After much hype over the course of the coronavirus pandemic, we may now be more aware of the importance of vitamin D for your immune system. A 2017 British survey found that vitamin D supplements could halve your risk of getting a cold or flu. It was particularly beneficial for people with a pre-existing vitamin D deficiency.

The NHS recommends that everyone in the UK, including children, take a vitamin D supplement from October to April each year. They recommend a dose of 10 micrograms a day, with no more than 100 micrograms for adults and 50 micrograms for children aged 10 and under.

Given the added benefit of vitamin D for building healthy bones, they also recommend a supplement all year round for children aged between one and four. Babies under one should also be given vitamin D if they are breastfed, or if they have less than 500ml of formula a day.


Several studies have found that honey can be used to help treat coughs and sore throats, including an Oxford review from 2020, which stated that it is “superior” to conventional treatments. The survey found evidence to suggest that honey can help to reduce the amount of coughing and its severity compared to other treatments or placebos. It could even help to reduce the length of symptoms by a day or two.
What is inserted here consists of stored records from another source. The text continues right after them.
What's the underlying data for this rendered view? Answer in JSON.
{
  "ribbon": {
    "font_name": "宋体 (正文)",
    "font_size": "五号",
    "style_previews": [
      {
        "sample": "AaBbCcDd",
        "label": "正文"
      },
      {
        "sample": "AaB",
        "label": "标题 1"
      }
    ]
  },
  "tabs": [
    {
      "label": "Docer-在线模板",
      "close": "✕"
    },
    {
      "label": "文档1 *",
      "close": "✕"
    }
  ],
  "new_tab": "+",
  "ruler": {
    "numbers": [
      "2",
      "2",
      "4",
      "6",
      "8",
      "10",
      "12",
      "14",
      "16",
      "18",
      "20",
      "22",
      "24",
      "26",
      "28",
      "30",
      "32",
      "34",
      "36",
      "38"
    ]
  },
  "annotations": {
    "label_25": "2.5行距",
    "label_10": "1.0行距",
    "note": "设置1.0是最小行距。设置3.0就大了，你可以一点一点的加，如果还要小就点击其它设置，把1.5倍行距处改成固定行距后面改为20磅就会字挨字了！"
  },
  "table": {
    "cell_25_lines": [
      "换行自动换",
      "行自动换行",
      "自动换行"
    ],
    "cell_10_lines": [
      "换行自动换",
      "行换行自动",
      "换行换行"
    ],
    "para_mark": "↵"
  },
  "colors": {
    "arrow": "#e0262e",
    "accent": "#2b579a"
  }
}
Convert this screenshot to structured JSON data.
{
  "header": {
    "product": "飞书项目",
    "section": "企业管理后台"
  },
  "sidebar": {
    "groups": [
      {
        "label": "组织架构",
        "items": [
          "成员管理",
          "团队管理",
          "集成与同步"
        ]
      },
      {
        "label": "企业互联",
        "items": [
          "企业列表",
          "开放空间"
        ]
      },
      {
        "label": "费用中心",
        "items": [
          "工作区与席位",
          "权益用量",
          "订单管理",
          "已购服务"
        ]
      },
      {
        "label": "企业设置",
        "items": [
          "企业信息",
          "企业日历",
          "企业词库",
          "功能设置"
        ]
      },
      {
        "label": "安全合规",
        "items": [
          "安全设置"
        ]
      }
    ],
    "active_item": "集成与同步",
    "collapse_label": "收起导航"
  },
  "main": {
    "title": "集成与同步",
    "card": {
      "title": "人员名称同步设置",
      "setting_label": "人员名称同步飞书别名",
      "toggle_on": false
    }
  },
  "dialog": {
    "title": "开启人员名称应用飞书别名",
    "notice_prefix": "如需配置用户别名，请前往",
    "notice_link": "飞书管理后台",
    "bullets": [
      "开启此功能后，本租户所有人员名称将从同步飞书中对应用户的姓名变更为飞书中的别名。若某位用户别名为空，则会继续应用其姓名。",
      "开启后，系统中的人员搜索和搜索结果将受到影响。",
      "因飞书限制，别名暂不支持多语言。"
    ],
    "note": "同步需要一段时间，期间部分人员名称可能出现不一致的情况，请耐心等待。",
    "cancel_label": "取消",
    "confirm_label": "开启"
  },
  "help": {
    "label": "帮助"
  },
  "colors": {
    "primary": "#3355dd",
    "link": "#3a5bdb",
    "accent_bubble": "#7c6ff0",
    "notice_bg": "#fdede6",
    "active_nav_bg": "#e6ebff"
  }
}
The study didn’t look into the best way to consume honey, but a traditional cold cure mixes a teaspoon of it with lemon juice and hot water to make a soothing drink.

Why honey is beneficial isn’t yet fully known by scientists, but it has been used as a medicine for thousands of years. It has antimicrobial properties, which could be helping to fight the cause of infection, or it could be due to the small amounts of antioxidants and minerals that it contains.

Remember that honey is not suitable for children under one due to the risk of botulism.

This article has been updated with the latest advice.